Le personnage d’Ulrik semble être perdu, dans cette société qu’il doit réintégrer. N’est-il pas comme un petit garçon qui doit tout réapprendre ?

Oui, c’est une bonne manière de voir les choses. Il a été isolé pendant douze ans en prison. Le monde a changé et il est perdu. Il n’a plus d’espoirs pour le futur car il ne connaît plus le monde. Il a passé toute sa vie à faire de mauvaises choses. Mais il a envie de réapprendre. Et en même temps, il ne se fait pas d’illusions, il n’attend pas que le monde lui ouvre les bras et que ces erreurs du passé soient effacées. Cela étant dit, je crois que c’est en quelque sorte un « feel good movie », car le futur s’ouvre à lui à la fin du film, alors qu’il n’en espérait pas tant.

Le film est donc optimiste.
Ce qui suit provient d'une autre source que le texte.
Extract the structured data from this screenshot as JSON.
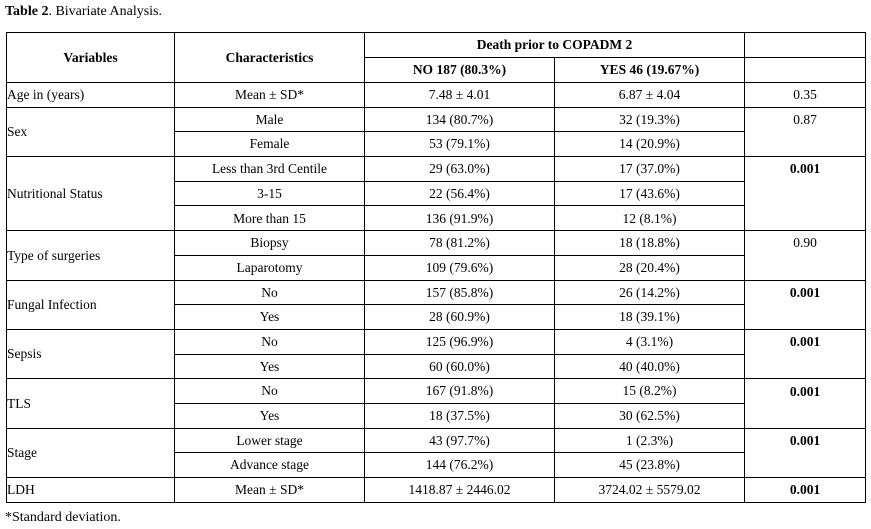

Mais est-il réaliste ?

C’est une comédie optimiste qui part du postulat que l’on peut toujours faire quelque chose de sa vie, qu’importe d’où on part. C’est un film plutôt amoral, car le personnage a passé sa vie à faire de mauvaises choses, mais ce n’est pas forcément un mauvais être humain. C’est l’histoire d’un homme qui découvre qui il est et qui se rend compte qu’il peut être accepté pour ce qu’il est.

Ulrik est également une sorte de proie sexuelle pour toutes les femmes qui gravitent autour de lui. Qu’est-ce que cela signifie pour vous ?

Peut-être que ces femmes ont envie de voir ce qui ce passe quand un homme n’a pas eu de relations sexuelles pendant douze ans. Surtout son ex-femme, qui veut voir la différence avec ce qu’elle a connu auparavant. Mais il me semble aussi intéressant de voir des personnages qui n’ont pas les mêmes désirs que la plupart des personnages de films. La propriétaire d’Ulrik, par exemple, est très manipulatrice. Elle abuse de lui, et je crois même qu’on peut dire qu’elle le viole. Mais ce sont plus des désirs primaires que des fantasmes érotiques.

Il y a une histoire de vengeance dans le film, mais contrairement à d’autres films qui mettent ce thème au centre du film, il est ici relégué au second plan. Est-ce une manière de dire que ce n’est pas une solution ?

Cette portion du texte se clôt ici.